= The COED Project =

The COED Project, or the COmmunications and EDiting Project, was an innovative software project created by the Computer Division of NOAA, US Department of Commerce in Boulder, Colorado in the 1970s. This project was designed, purchased and implemented by the in-house computing staff rather than any official organization.

== Intent ==
The computer division previously had a history of frequently replacing its mainframe computers. Starting with a CDC 1604, then a CDC 3600, a couple of CDC 3800s, and finally a CDC 6600. The department also had an XDS 940 timesharing system which would support up to 32 users on dial-up modems. Due to rapidly changing requirements for computer resources, it was expected that new systems would be installed on a regular basis, and the resultant strain on the users to adapt to each new system was perceived to be excessive. The COED project was the result of a study group convened to solve this problem.

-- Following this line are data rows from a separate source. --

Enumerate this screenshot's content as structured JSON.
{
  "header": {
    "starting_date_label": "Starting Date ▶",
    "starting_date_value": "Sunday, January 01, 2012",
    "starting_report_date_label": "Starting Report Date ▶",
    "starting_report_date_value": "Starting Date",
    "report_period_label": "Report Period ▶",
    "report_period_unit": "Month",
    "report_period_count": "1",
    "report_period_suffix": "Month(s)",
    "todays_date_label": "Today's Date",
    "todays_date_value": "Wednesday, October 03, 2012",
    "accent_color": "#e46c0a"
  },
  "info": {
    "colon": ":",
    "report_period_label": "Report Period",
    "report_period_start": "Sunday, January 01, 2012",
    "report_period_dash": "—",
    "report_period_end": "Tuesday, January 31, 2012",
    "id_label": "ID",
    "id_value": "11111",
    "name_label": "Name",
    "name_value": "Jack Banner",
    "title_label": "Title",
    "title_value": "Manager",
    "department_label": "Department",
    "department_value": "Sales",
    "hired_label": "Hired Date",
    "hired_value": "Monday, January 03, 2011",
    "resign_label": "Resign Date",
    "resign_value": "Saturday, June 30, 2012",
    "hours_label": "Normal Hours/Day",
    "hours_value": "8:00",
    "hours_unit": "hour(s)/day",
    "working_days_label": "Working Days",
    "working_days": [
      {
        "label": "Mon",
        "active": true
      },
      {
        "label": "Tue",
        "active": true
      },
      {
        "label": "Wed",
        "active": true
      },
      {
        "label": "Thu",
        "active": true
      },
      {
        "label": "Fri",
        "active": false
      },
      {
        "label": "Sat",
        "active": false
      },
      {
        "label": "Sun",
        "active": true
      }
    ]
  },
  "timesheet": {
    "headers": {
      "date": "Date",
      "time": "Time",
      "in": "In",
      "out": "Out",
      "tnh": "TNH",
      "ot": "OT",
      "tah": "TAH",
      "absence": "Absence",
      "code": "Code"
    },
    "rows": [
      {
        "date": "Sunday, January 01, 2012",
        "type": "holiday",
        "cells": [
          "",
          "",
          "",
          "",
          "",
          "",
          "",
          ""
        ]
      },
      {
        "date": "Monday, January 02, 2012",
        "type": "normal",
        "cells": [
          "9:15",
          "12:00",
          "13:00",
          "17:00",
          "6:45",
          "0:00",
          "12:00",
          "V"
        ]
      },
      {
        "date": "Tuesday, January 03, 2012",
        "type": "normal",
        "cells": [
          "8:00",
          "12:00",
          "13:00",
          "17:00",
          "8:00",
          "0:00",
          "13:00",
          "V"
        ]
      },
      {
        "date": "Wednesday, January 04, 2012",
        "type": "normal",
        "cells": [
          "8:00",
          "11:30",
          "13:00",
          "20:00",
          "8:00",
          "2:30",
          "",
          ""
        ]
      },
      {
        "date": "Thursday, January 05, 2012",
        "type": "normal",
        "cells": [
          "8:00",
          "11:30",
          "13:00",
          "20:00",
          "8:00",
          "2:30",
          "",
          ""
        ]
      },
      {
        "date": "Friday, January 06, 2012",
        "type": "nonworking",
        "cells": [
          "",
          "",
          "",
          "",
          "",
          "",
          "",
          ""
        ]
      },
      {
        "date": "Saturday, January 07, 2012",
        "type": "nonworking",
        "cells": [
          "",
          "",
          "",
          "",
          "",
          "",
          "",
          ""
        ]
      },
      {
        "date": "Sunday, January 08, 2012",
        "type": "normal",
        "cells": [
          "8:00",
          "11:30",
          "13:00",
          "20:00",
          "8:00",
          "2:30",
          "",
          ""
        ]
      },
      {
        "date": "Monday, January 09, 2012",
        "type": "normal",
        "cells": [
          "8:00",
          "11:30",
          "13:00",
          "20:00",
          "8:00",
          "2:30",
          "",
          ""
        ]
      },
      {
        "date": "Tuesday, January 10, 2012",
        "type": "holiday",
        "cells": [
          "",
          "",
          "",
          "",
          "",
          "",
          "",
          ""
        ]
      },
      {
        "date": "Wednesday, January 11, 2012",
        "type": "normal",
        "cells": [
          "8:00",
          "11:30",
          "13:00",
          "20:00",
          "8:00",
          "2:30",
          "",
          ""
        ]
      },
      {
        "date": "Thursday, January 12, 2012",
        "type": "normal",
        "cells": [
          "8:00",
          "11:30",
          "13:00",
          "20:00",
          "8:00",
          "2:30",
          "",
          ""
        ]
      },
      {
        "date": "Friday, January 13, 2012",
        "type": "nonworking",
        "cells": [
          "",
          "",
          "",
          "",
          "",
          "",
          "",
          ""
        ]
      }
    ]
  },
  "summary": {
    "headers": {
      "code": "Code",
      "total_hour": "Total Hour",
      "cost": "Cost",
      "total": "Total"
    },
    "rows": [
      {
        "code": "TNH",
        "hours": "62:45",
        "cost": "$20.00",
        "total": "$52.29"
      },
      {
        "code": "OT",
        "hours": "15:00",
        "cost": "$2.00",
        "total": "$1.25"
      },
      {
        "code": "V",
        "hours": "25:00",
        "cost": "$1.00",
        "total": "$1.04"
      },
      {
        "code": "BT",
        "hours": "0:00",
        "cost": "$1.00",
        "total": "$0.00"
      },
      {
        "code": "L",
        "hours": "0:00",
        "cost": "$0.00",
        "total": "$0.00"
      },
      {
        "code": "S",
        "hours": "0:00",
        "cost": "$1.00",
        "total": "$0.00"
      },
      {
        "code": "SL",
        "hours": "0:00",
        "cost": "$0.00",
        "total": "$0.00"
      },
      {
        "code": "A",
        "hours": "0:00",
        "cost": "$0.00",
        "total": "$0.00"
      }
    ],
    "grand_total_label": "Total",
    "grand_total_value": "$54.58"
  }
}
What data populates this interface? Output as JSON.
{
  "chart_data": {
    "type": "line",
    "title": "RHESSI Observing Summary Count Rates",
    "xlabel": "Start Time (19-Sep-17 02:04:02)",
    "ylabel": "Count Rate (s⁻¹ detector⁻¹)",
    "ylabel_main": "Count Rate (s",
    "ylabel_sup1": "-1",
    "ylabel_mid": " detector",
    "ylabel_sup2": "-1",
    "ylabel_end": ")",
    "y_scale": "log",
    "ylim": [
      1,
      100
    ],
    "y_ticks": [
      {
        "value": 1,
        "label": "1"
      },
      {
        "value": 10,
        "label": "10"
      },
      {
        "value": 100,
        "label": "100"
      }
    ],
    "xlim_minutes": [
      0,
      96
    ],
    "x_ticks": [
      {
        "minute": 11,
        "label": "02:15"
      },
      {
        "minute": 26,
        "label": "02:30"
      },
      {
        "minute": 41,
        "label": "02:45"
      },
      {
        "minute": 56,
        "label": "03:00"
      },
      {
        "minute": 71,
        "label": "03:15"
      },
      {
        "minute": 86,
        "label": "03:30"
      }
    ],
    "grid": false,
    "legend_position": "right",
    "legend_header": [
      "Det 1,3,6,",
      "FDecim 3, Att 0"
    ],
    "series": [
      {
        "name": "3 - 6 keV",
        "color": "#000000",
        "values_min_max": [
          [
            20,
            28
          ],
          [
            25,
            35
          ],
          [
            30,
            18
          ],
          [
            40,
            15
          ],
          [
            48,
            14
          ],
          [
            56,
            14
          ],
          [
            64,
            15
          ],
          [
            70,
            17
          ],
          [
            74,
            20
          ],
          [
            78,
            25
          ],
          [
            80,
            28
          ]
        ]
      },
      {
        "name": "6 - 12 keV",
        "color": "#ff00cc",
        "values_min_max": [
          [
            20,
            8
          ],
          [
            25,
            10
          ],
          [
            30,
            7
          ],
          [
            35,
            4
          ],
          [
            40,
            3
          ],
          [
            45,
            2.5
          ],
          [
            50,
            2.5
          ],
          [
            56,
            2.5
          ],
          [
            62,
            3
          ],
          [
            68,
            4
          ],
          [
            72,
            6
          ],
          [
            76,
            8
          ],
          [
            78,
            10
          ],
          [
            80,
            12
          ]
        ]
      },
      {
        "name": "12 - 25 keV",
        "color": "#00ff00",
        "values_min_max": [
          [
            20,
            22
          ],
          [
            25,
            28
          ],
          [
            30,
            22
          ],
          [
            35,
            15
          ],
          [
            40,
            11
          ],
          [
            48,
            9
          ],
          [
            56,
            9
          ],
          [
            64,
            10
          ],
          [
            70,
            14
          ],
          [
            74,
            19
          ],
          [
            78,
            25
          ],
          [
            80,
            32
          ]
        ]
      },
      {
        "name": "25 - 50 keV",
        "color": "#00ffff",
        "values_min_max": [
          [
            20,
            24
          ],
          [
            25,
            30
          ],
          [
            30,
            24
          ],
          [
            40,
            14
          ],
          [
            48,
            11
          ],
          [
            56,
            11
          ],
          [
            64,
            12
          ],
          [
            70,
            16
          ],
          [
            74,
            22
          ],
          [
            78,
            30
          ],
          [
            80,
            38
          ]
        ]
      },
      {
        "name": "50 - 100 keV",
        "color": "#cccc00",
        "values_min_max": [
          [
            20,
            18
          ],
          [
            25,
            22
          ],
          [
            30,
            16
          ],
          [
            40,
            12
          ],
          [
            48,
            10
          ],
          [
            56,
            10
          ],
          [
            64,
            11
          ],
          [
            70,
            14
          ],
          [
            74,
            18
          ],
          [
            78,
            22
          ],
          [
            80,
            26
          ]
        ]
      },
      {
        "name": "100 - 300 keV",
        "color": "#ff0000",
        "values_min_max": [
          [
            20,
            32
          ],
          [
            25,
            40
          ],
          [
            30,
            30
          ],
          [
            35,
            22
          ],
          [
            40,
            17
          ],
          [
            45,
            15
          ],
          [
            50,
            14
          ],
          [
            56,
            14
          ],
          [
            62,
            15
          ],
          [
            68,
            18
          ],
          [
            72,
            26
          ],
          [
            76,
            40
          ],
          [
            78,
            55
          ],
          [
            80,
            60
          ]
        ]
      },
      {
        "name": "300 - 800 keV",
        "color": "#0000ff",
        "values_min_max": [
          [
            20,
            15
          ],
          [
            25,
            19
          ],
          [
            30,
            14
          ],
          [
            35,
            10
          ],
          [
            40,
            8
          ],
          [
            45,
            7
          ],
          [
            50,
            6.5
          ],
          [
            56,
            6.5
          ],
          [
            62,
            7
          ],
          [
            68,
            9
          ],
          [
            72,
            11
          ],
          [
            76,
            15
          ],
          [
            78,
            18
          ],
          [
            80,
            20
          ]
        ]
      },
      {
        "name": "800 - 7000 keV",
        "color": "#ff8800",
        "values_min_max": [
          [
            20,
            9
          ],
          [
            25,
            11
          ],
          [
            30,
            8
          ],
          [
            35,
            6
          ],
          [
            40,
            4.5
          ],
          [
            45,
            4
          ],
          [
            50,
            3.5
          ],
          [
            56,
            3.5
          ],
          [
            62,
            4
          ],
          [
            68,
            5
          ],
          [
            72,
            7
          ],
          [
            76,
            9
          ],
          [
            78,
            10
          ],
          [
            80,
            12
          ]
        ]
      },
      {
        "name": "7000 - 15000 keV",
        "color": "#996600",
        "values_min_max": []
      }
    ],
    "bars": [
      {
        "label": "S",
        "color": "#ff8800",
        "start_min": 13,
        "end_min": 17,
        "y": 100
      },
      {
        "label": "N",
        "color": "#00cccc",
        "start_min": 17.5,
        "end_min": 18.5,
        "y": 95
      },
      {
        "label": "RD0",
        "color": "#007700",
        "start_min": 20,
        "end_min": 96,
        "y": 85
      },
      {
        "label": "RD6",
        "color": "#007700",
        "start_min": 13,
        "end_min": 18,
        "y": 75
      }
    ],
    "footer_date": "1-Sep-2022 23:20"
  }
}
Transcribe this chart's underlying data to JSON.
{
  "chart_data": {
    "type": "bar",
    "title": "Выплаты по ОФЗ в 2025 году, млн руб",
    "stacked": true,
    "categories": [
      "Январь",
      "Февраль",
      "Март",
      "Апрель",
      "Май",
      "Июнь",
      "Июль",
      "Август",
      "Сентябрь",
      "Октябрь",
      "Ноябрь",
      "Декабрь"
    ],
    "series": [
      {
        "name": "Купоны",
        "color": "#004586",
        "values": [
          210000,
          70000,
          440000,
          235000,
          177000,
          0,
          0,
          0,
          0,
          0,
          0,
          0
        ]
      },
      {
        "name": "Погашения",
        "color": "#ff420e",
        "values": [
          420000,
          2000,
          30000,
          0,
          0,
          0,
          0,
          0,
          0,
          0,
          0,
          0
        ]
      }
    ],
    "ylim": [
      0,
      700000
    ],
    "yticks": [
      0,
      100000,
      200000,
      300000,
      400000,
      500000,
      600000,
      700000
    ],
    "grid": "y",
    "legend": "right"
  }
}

The project was implemented by the computer specialists who were also responsible for the purchase, installation, and maintenance of all the computers in the division. COED was designed and implemented in long hours of overtime. The data communications aspect of the system was fully implemented and resulted in greatly improved access to the XDS 940 and CDC 6600 systems. It was also used as the front end of the - Free University of Amsterdam's SARA system for many years.

== Design ==
A complete networked system was a pair of Modcomps: one II handled up to 256 communication ports, and one IV handled the disks and file editing. The system was designed to be fully redundant. If one pair failed the other automatically took over. All computer systems in the network were kept time-synchronized so that all file dates/times would be accurate - synchronized to the National Bureau of Standards atomic clock, housed in the same building. Another innovation was asynchronous dynamic speed recognition. After a terminal connected to a port, the user would type a Carriage Return character, and the software would detect the speed of the terminal (in the range of 110 to 9600 bit/s) and present a log in message to the user at the appropriate speed. Due to limitations of the operating systems which came with the Modcomps, new Operating systems had to be created, CORTEX for the Modcomp II's and IV BRAIN for the Modcomp IV's.

== History ==
(Dates are approximate - from memory)
- 1970: First discussions of new communications system for XDS 940
- 1971: The COED Project was created
- 1972: The system was designed, funding was approved, a Request for Quote for the hardware was issued and executed
- 1973: The hardware components—2 Modcomp IV's and 2 Modcomp II's were delivered and installed and implementation began
- 1976: (April 8) First communication through COED to XDS 940 worked!
- 1979: project terminated

== Staff ==
Those involved in the original design meetings were:
Ralph Slutz, George Sugar, Jim Winkelman and most of the COED implementors. Support was also provided by Tom Gray.

The COED implementors were:
W. Schyler (Sky) Stevenson, Project Manager and operating system implementer
Howard Bussey, Mark Emmer, David Lillie, and Vern Schryver. The 6600 interface to COED was implemented by Anthony Brittain, Dan Dechatelets and Kathy Browne.